Over the past two years, the company has entered into five strategic partnerships and has made investments in some of them, including start-ups, to develop data and digital driven capabilities. This includes a 10 per cent stake in Canadian firm Resson, for capabilities in machine learning, big data analytics and computer vision to help growers make better-informed decisions about crop management so that productivity can be increased. The company also has a 11.25 per cent stake in Switzerland-based Gamaya to provide crop-specific tech solutions. "Our strategic associations will enable us to develop and deploy next-generation farming capabilities such as precision agriculture and digital farming technologies. With these partnerships, we expect to set new benchmarks in farming and its related services," says Jejurikar.
Agritech investments have other sources, too: venture capitalists and private equity players that see growth opportunities in this segment.
Jinesh Shah, Co-founder of Omnivore Capital, a venture fund that has investments in several agritech start-ups, says is it still early days for agri start-ups to make their mark.
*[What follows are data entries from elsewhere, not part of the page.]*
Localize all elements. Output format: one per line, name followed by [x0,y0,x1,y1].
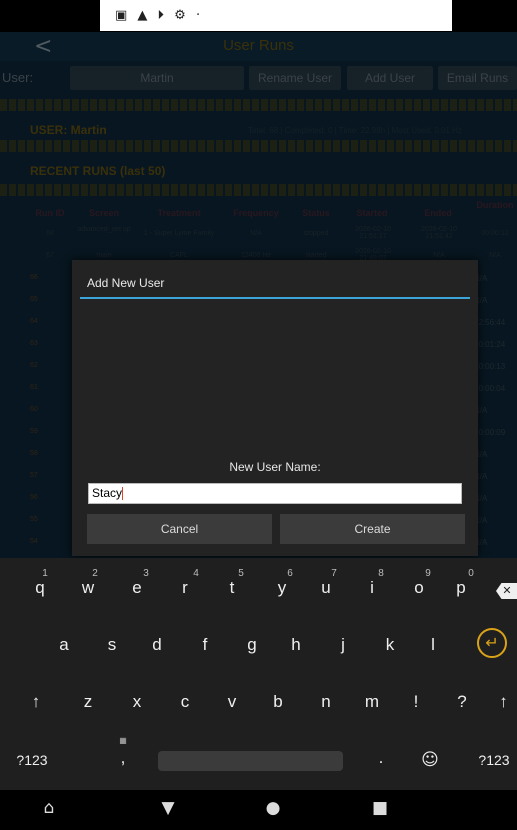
key-a[interactable]: a [44,635,84,655]
status-bar: ▣ ▲ ⏵ ⚙ · [0,0,517,32]
key-l[interactable]: l [413,635,453,655]
key-x[interactable]: x [117,692,157,712]
key-v[interactable]: v [212,692,252,712]
key-u[interactable]: u [306,578,346,598]
status-icons: ▣ ▲ ⏵ ⚙ · [115,8,204,23]
key-w[interactable]: w [68,578,108,598]
key-z[interactable]: z [68,692,108,712]
symbols-key-right[interactable]: ?123 [472,752,516,768]
dialog-title: Add New User [87,276,165,290]
emoji-keyboard-hint-icon: ▦ [119,736,127,745]
key-r[interactable]: r [165,578,205,598]
text-caret [122,487,124,501]
key-comma[interactable]: , [103,748,143,768]
backspace-icon[interactable]: ✕ [496,583,517,599]
key-h[interactable]: h [276,635,316,655]
key-q[interactable]: q [20,578,60,598]
key-m[interactable]: m [352,692,392,712]
key-n[interactable]: n [306,692,346,712]
enter-icon[interactable]: ↵ [477,628,507,658]
recents-square-icon[interactable]: ■ [365,798,395,818]
new-user-name-input[interactable]: Stacy [88,483,462,504]
key-t[interactable]: t [212,578,252,598]
emoji-icon[interactable]: ☺ [410,750,450,770]
key-d[interactable]: d [137,635,177,655]
key-period[interactable]: . [361,748,401,768]
soft-keyboard: 1 2 3 4 5 6 7 8 9 0 q w e r t y u i o p … [0,558,517,790]
back-triangle-icon[interactable]: ▼ [153,798,183,818]
key-c[interactable]: c [165,692,205,712]
key-b[interactable]: b [258,692,298,712]
key-i[interactable]: i [352,578,392,598]
home-circle-icon[interactable]: ● [258,798,288,818]
shift-left-icon[interactable]: ↑ [16,692,56,712]
key-j[interactable]: j [323,635,363,655]
key-g[interactable]: g [232,635,272,655]
new-user-name-label: New User Name: [229,460,321,474]
input-value: Stacy [92,486,123,500]
cancel-button[interactable]: Cancel [87,514,272,544]
home-gesture-icon[interactable]: ⌂ [34,798,64,818]
key-y[interactable]: y [262,578,302,598]
key-k[interactable]: k [370,635,410,655]
key-question[interactable]: ? [442,692,482,712]
space-bar[interactable] [158,751,343,771]
shift-right-icon[interactable]: ↑ [490,692,517,712]
key-s[interactable]: s [92,635,132,655]
dialog-divider [80,297,470,299]
create-button[interactable]: Create [280,514,465,544]
key-o[interactable]: o [399,578,439,598]
add-user-dialog: Add New User New User Name: Stacy Cancel… [72,260,478,556]
key-f[interactable]: f [185,635,225,655]
key-exclamation[interactable]: ! [396,692,436,712]
key-e[interactable]: e [117,578,157,598]
symbols-key-left[interactable]: ?123 [10,752,54,768]
key-p[interactable]: p [441,578,481,598]
system-nav-bar: ⌂ ▼ ● ■ [0,790,517,830]
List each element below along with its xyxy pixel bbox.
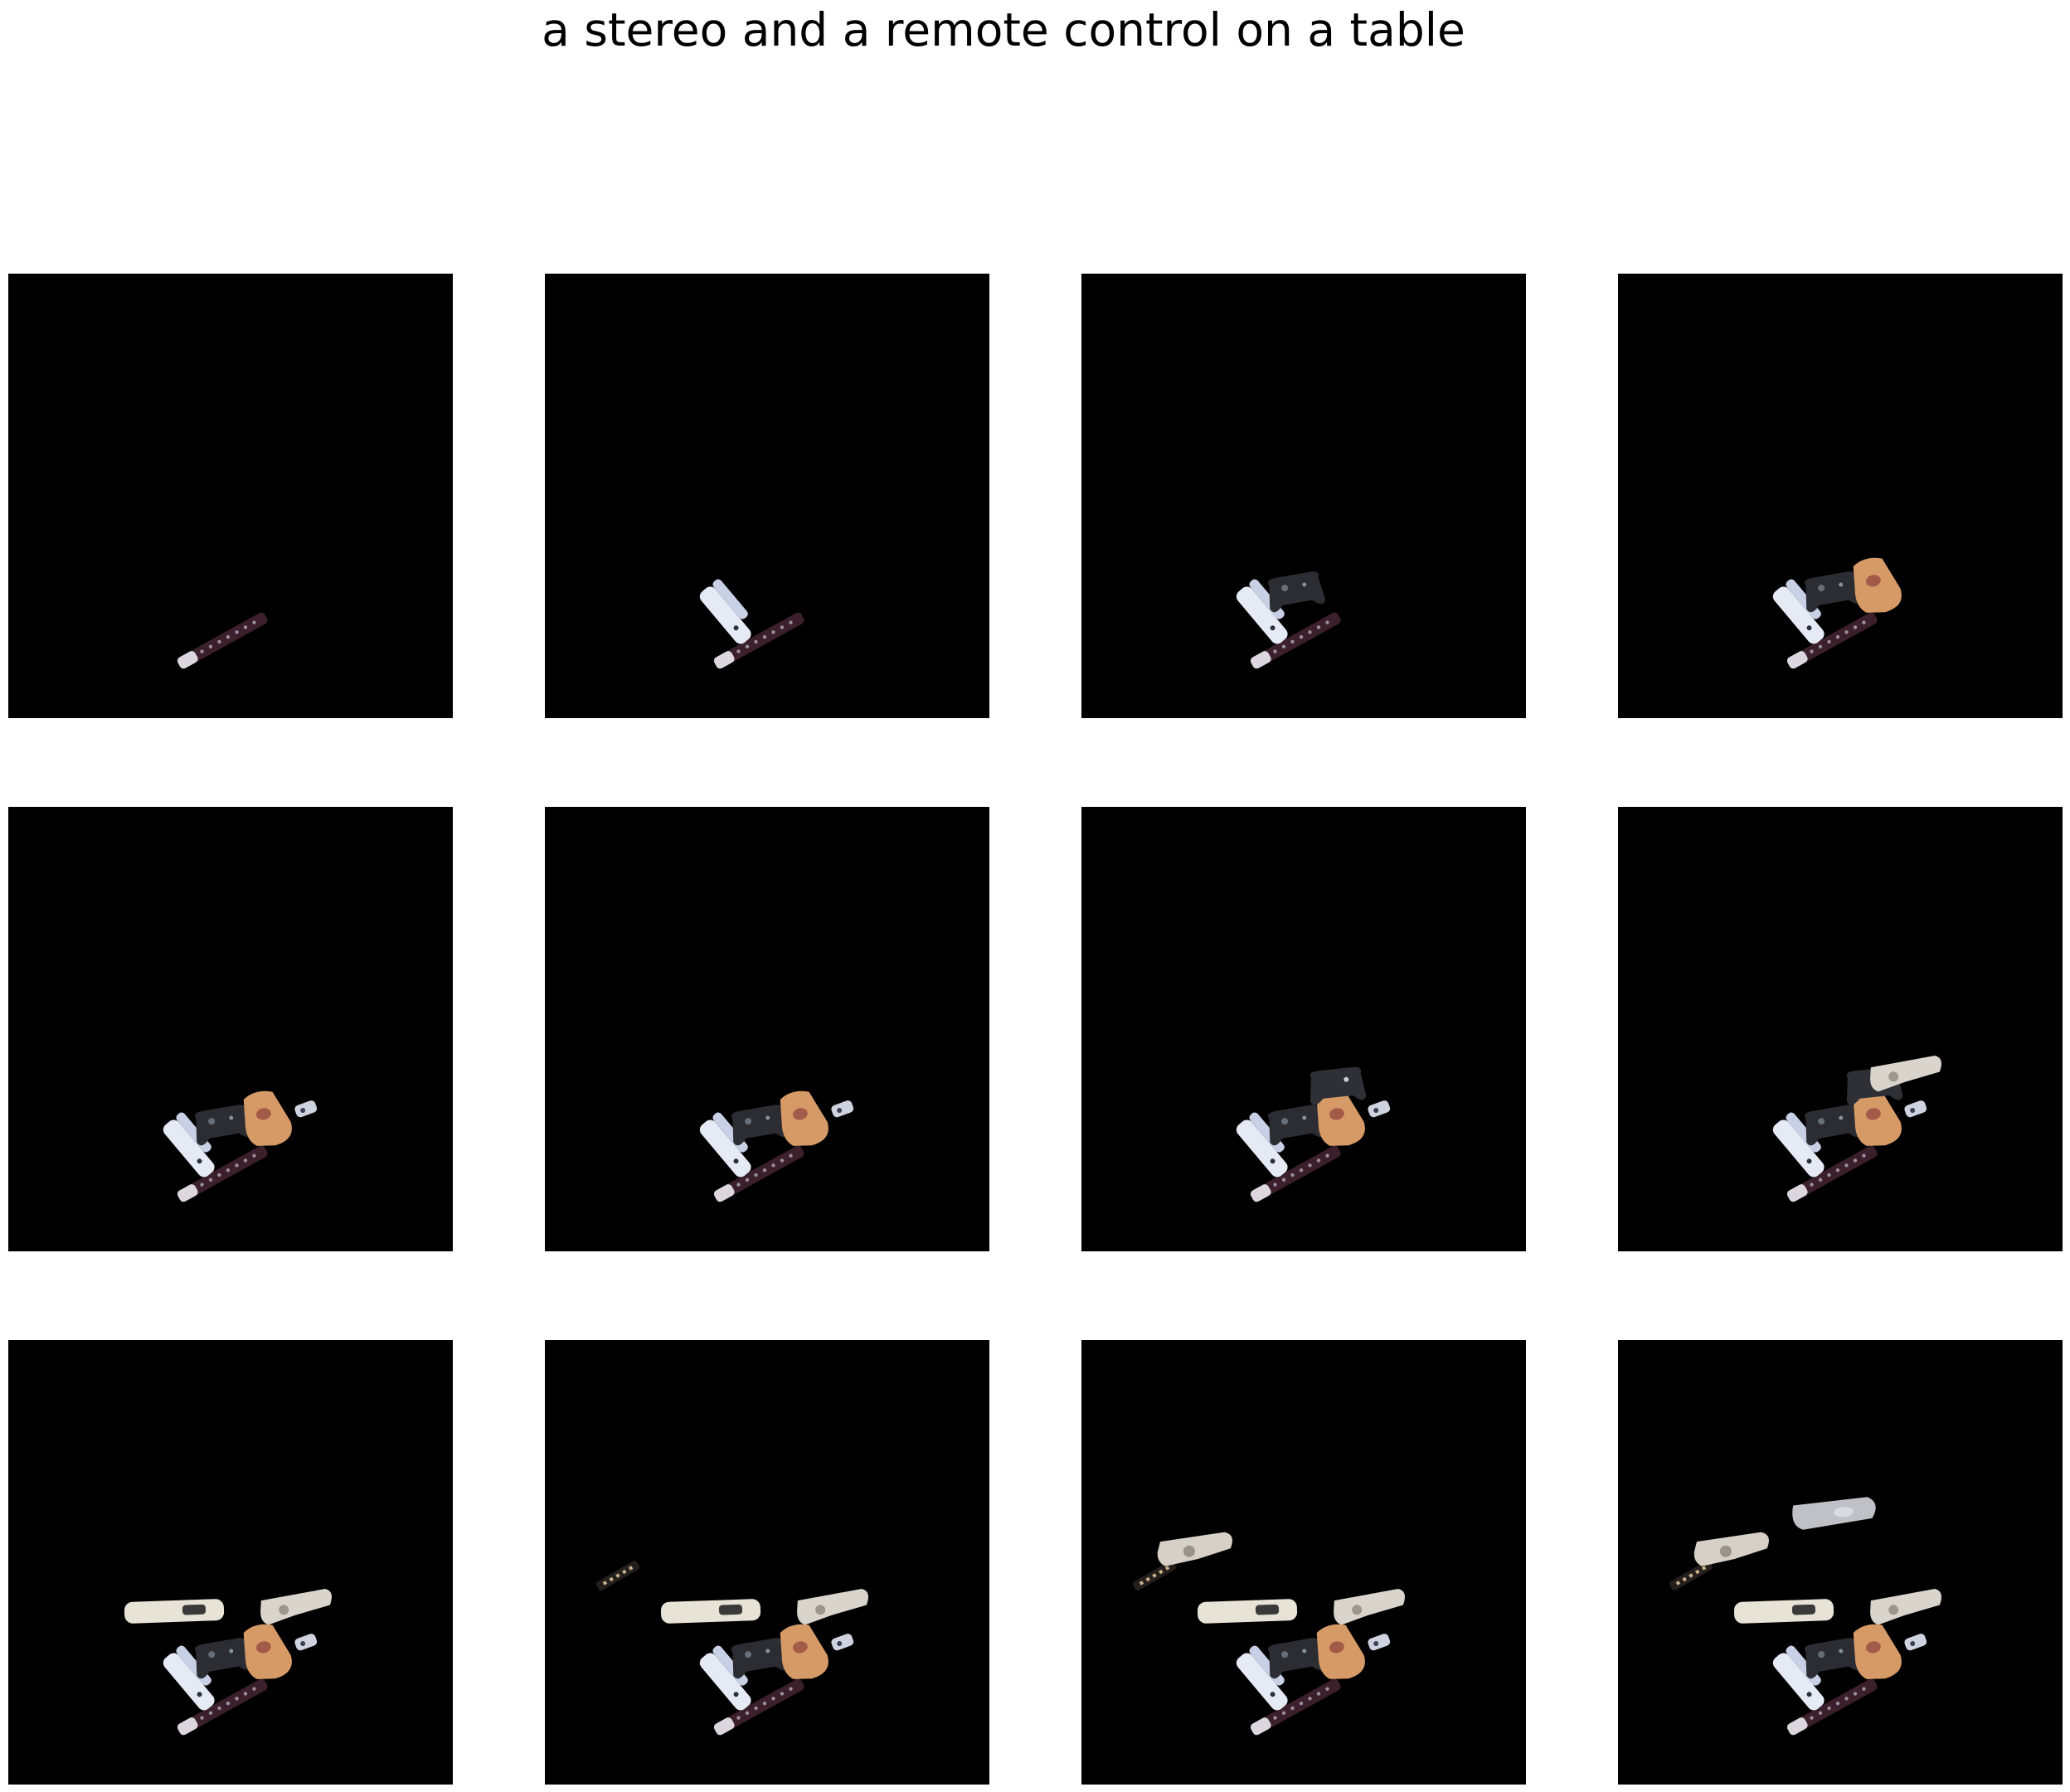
small-device-object — [831, 1100, 854, 1118]
stereo-body — [797, 1589, 868, 1625]
beige-stereo-object — [260, 1589, 332, 1625]
small-device-object — [831, 1634, 854, 1651]
controller-body — [1267, 571, 1326, 613]
panel-scene — [124, 1589, 332, 1736]
beige-stereo-object — [797, 1589, 868, 1625]
game-controller-object — [1804, 1638, 1863, 1679]
image-panel-8 — [1618, 807, 2063, 1251]
game-controller-object — [1804, 571, 1863, 613]
game-controller-object — [194, 1105, 253, 1146]
stereo-body — [1197, 1599, 1298, 1624]
device-body — [831, 1634, 854, 1651]
long-white-stereo-object — [1197, 1599, 1298, 1624]
stereo-body — [1157, 1532, 1232, 1566]
controller-body — [1267, 1105, 1326, 1146]
image-panel-4 — [1618, 274, 2063, 718]
beige-stereo-object — [1870, 1056, 1941, 1092]
small-device-object — [294, 1634, 318, 1651]
device-body — [1904, 1100, 1927, 1118]
stereo-body — [260, 1589, 332, 1625]
beige-stereo-object — [1334, 1589, 1405, 1625]
image-panel-11 — [1081, 1340, 1526, 1785]
panel-scene — [1772, 557, 1902, 669]
image-panel-2 — [545, 274, 989, 718]
controller-body — [1804, 1638, 1863, 1679]
white-remote-object — [699, 579, 751, 644]
panel-scene — [1236, 1066, 1391, 1202]
device-body — [294, 1100, 318, 1118]
panel-scene — [1669, 1497, 1941, 1736]
device-body — [294, 1634, 318, 1651]
image-panel-9 — [8, 1340, 453, 1785]
image-panel-6 — [545, 807, 989, 1251]
device-body — [1904, 1634, 1927, 1651]
stereo-panel — [718, 1604, 743, 1615]
game-controller-object — [1267, 1105, 1326, 1146]
device-body — [831, 1100, 854, 1118]
long-white-stereo-object — [1733, 1599, 1834, 1624]
controller-body — [731, 1638, 790, 1679]
tan-speaker-object — [243, 1090, 292, 1146]
tan-speaker-object — [243, 1624, 292, 1679]
small-device-object — [1368, 1634, 1391, 1651]
device-body — [1368, 1100, 1391, 1118]
game-controller-object — [1267, 571, 1326, 613]
panel-scene — [595, 1560, 868, 1736]
long-white-stereo-object — [660, 1599, 761, 1624]
stereo-panel — [1255, 1604, 1280, 1615]
remote-control-object — [177, 612, 268, 669]
panel-scene — [699, 579, 804, 669]
panel-scene — [1132, 1532, 1405, 1736]
tan-speaker-object — [780, 1090, 828, 1146]
device-body — [1368, 1634, 1391, 1651]
game-controller-object — [731, 1638, 790, 1679]
small-device-object — [1904, 1100, 1927, 1118]
stereo-body — [1870, 1589, 1941, 1625]
stereo-panel — [182, 1604, 207, 1615]
stereo-body — [660, 1599, 761, 1624]
tan-speaker-object — [1316, 1624, 1365, 1679]
game-controller-object — [1804, 1105, 1863, 1146]
game-controller-object — [194, 1638, 253, 1679]
small-device-object — [1368, 1100, 1391, 1118]
small-dark-remote-object — [595, 1560, 640, 1591]
image-panel-10 — [545, 1340, 989, 1785]
stereo-body — [1733, 1599, 1834, 1624]
left-beige-stereo-object — [1693, 1532, 1769, 1566]
panel-scene — [699, 1090, 854, 1202]
panel-scene — [177, 612, 268, 669]
controller-body — [1267, 1638, 1326, 1679]
gray-stereo-top-object — [1792, 1497, 1876, 1530]
controller-body — [194, 1105, 253, 1146]
controller-body — [731, 1105, 790, 1146]
game-controller-object — [1267, 1638, 1326, 1679]
stereo-panel — [1791, 1604, 1816, 1615]
panel-scene — [1772, 1056, 1941, 1202]
figure-title: a stereo and a remote control on a table — [542, 3, 1465, 56]
image-panel-12 — [1618, 1340, 2063, 1785]
tan-speaker-object — [1853, 557, 1902, 613]
left-beige-stereo-object — [1157, 1532, 1232, 1566]
small-device-object — [1904, 1634, 1927, 1651]
stereo-body — [1334, 1589, 1405, 1625]
beige-stereo-object — [1870, 1589, 1941, 1625]
game-controller-object — [731, 1105, 790, 1146]
stereo-body — [124, 1599, 225, 1624]
long-white-stereo-object — [124, 1599, 225, 1624]
tan-speaker-object — [780, 1624, 828, 1679]
controller-body — [194, 1638, 253, 1679]
small-device-object — [294, 1100, 318, 1118]
image-panel-5 — [8, 807, 453, 1251]
panel-scene — [1236, 571, 1341, 669]
controller-body — [1804, 1105, 1863, 1146]
tan-speaker-object — [1853, 1624, 1902, 1679]
stereo-body — [1693, 1532, 1769, 1566]
panel-scene — [163, 1090, 318, 1202]
image-panel-3 — [1081, 274, 1526, 718]
stereo-body — [1870, 1056, 1941, 1092]
image-panel-1 — [8, 274, 453, 718]
image-panel-7 — [1081, 807, 1526, 1251]
controller-body — [1804, 571, 1863, 613]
The initial success stories could come from food-tech firms, especially food delivery businesses that got funding as an extension of e-commerce investments, he says.
"The farm-to-fork space has also attracted a large pool of capital. Hopefully some of them will do well and create a success story," Shah says. "Real agritech, however, started in 2011/12 after people began to understand that this was something interesting. We have a good number of start-ups looking into how to improve the agronomy and income of farmers. Many of them are beginning to do well. Whether it is market linkages, or better yields, we have young entrepreneurs looking at this sector," he adds.
Rajesh Srivastava, Executive Chairman, Rabo Equity Advisors
With increased focus on agriculture from various sides, the time is right for agri-focussed private equity funds in India to look at early stage companies and growth oriented firms, says Rajesh Srivastava, Executive Chairman, Rabo Equity Advisors. "There are a lot of start-ups and early stage firms now. In fact, we get many more proposals from these people (than from established firms looking for growth). We are trying to recalibrate our investment strategy (to accommodate such firms). Cloud kitchens, food deliveries, agritech... all are part of the new story," he says.
The scope in agriculture, of course, is much larger. Moreover, given the fragmented nature of Indian farms, the size of population it caters to and the diversity of its ecosystems, Indian agriculture will need diverse technologies. Every attempt to make agriculture profitable and sustainable - be it at the stage of cultivation, harvesting, marketing or consumption - would be a case to benefit from technological intervention. And that is what is beginning to happen. Success, however, will depend not only on technology, but also its affordability - a fact that Bill Gates acknowledges.